I'm trying to load JSON events data from Google Cloud Storage to BigQuery, and I want to load everything as strings and then cast them later, since for some messages they look like this:
{"id":"123"}
{"id":234}
The schema.json I wrote is:
[
{
"name": "id",
"type": "STRING",
"mode": "NULLABLE"
}
]
and I load it with the bq cli:
LOC="--location US"
INPUT=sample.json
SCHEMA=schema.json
bq $LOC load \
--source_format=NEWLINE_DELIMITED_JSON \
--ignore_unknown_values \
--schema=$SCHEMA \
nov2020.test \
$INPUT
It would fail with this error:
Failure details:
- Error while reading data, error message: JSON processing encountered too many errors, giving up.

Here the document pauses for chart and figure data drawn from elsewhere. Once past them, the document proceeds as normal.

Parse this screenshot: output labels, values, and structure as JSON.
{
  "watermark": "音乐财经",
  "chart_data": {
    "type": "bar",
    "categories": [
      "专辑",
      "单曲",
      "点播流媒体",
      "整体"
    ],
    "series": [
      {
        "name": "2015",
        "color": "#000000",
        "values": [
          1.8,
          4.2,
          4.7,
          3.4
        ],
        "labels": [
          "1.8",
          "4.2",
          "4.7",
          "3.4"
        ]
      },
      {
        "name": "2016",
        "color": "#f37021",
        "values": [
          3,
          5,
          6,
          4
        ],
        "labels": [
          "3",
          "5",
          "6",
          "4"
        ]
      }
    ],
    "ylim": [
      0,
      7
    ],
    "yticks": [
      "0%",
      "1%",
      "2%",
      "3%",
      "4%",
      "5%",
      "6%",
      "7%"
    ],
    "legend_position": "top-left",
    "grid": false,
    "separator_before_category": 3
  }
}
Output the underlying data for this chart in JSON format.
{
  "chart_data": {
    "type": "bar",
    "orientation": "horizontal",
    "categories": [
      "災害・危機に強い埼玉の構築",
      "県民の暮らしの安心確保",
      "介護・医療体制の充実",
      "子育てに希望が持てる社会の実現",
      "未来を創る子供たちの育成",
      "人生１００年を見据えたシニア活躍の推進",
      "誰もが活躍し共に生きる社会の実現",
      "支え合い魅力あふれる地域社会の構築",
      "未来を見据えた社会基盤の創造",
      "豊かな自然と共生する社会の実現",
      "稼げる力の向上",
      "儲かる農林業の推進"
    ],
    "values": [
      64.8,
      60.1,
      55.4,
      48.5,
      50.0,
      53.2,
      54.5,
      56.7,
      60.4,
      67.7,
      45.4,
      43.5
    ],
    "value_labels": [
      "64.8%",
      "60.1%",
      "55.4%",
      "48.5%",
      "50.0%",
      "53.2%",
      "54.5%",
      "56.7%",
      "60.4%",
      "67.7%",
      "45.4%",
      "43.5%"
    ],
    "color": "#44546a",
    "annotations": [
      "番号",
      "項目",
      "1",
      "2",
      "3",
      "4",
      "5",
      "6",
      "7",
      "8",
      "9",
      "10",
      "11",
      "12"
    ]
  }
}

Rows: 2; errors: 1; max bad: 0; error percent: 0
- Error while reading data, error message: JSON parsing error in row starting at position 13: Could not convert value to string. Field: id; Value: 234
I don't want to skip these records with --max_bad_records, and I thought by not using autodetect, I would be able to read everything as strings.
I have about 80GBs of these JSON files every day that I want to process daily, so what can I do to deal with this error? Is my only option to go through each JSON message and format the id field before loading to BigQuery?
I found another post saying to use a plug in for fluentd, but I'm not sure if that applies here since my data was not created using fluentd.
Thanks!